Ирина Геннадьевна терпеливо ждала. Но стоило Броку, сытно выдохнув, привалиться к стене, тут же набросилась на него с градом вопросов:
– Так что все-таки с Мироном? Он попал домой? Где вы были? Параллельный мир существует? Видели вы того старика в котелке? Ты чего за живот держишься?
– Да что-то, как-то… нехорошо мне, – ответил сыщик на последний вопрос и побледнел. – Может, укроп был немытый?
– Что ты говоришь-то такое? – обиделась Ирина Геннадьевна. – Все мытое, все свежее. Это у тебя от переживаний, наверное. Давай я тебе коньячку капну.
– Ну, капни, – пробормотал Брок. – Ты пока капай, а я сейчас…
Он, тяжело переваливаясь, спешно покинул кухню. Хлопнула дверь туалета. Не прошло и получаса, как сыщик, заметно повеселевший, вновь сидел перед супругой.
– Ну, – поднял он рюмку, – за встречу!
– За возвращение, – кивнула Ирина Геннадьевна.
Супруги чокнулись, выпили, помолчали минутку. Затем Брок выдохнул, хлопнул по коленям и веско изрек:
– Значит, дело было так.
Но как было дело, сыщик поведать не успел. Зазвонил телефон. Ирина Геннадьевна раздосадованно дернула головой, выбежала из кухни и вскоре вернулась с трубкой.
– Это тебя. По-моему, Костя.
– Костя? – поднял бровь сыщик. – У них же телефона нет…
– Ну, не знаю… Может, от соседей?
Брок забрал у жены трубку.
– Алло! Слушаю. Да. Да. Нет. Нет. Здравствуй, Костя. Нет. Нет. Да. Да. Как же, как же! Тут вот какое дело, мой друг. Написал ты все замечательно. Даже очень. Вот и Олегу Константиновичу понравилось. Какому? Брокалеву. Да, это я – Олег Константинович, я помню. Но и тот – тоже я. Так уж получилось, не бери в голову. Мне обоим понравилось. Только вот… Как бы это тебе помягче сказать?.. Не годится твой рассказ на конкурс… Да нет, что ты! Да не поэтому как раз!.. И не поэтому. Нет. Нет. Да. Нет-нет!

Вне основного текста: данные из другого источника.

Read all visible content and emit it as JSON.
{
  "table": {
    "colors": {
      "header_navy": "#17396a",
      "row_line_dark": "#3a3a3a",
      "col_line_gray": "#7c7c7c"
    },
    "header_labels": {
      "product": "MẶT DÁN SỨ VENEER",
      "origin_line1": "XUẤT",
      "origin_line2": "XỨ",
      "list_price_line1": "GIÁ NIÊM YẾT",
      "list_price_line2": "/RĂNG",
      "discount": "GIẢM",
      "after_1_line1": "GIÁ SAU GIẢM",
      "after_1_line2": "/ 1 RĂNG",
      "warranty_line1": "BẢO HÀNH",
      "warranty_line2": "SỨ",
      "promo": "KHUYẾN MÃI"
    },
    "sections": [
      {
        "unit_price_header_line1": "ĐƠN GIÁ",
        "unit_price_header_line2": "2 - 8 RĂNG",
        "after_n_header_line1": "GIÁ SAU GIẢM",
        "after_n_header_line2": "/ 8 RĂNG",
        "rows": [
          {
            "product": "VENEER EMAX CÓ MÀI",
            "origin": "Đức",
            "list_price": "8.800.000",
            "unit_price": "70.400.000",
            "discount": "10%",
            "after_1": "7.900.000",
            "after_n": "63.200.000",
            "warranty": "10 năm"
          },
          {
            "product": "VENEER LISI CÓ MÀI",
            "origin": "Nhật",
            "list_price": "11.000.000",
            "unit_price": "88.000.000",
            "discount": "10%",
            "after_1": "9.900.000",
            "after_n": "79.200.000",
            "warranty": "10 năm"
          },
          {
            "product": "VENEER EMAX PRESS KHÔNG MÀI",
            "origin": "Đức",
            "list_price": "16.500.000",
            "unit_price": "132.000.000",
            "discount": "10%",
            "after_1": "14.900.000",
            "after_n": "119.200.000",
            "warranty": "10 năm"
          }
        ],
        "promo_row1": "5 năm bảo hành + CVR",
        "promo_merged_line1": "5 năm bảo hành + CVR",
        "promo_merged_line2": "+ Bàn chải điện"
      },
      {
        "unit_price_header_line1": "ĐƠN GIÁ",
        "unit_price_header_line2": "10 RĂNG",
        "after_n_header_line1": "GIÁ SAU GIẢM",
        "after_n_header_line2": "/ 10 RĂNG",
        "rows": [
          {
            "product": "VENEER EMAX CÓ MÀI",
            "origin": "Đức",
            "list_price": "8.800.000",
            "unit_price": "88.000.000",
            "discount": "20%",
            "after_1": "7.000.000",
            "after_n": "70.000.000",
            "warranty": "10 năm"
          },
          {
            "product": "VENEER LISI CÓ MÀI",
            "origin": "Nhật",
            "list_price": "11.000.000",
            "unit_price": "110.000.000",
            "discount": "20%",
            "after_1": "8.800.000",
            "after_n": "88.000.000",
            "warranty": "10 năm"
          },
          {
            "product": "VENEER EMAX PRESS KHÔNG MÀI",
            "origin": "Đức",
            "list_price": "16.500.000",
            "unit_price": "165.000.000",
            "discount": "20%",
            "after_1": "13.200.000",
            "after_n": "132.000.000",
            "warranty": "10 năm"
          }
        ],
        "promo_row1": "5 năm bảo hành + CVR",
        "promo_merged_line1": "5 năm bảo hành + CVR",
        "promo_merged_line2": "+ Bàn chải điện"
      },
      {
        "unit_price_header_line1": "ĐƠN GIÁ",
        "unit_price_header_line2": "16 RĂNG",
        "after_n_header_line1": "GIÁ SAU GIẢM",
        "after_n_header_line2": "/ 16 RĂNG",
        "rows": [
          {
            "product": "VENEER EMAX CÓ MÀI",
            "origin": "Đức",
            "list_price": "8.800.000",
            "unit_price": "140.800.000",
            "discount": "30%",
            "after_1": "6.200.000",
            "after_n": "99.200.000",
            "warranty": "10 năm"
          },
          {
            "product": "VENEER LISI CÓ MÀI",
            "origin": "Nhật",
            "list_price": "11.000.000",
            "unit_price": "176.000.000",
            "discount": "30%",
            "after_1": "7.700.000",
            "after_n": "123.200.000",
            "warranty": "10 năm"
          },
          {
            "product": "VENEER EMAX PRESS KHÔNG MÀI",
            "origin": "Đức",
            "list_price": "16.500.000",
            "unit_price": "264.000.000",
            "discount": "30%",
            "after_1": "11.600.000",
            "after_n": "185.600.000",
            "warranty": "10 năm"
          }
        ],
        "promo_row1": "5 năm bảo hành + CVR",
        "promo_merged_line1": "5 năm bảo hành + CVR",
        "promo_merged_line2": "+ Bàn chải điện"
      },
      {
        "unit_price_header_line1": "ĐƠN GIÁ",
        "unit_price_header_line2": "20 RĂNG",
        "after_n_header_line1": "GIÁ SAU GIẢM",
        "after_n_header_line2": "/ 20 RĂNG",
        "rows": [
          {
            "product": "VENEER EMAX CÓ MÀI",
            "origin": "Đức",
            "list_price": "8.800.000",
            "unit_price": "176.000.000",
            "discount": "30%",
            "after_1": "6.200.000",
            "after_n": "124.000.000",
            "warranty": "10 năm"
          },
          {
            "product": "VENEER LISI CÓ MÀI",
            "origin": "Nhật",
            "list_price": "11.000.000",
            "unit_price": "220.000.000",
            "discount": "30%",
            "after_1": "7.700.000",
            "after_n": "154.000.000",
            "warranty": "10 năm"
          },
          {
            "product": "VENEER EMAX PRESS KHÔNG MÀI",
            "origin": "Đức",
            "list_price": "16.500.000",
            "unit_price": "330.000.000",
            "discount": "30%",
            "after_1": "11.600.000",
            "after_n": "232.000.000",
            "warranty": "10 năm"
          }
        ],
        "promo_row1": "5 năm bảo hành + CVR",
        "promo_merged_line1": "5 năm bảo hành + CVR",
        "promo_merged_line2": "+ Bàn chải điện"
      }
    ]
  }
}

Ты понимаешь, какое дело: это ведь конкурс фантастического рассказа. А у тебя – мемуары. А это совсем другой жанр… Как это не верил? Я верил. Просто сомневался. Ага. Да. Да. Коне-е-ечно! Разуме-е-ется!.. И мой тебе совет: рассказ и так большой, практически – повесть. Вот и разверни-ка ты ее в роман. Ну и замечательно. Ну и ладненько. Ну и чудесненько. Ага-ага. Да. Да-да! Нет. Пока-пока.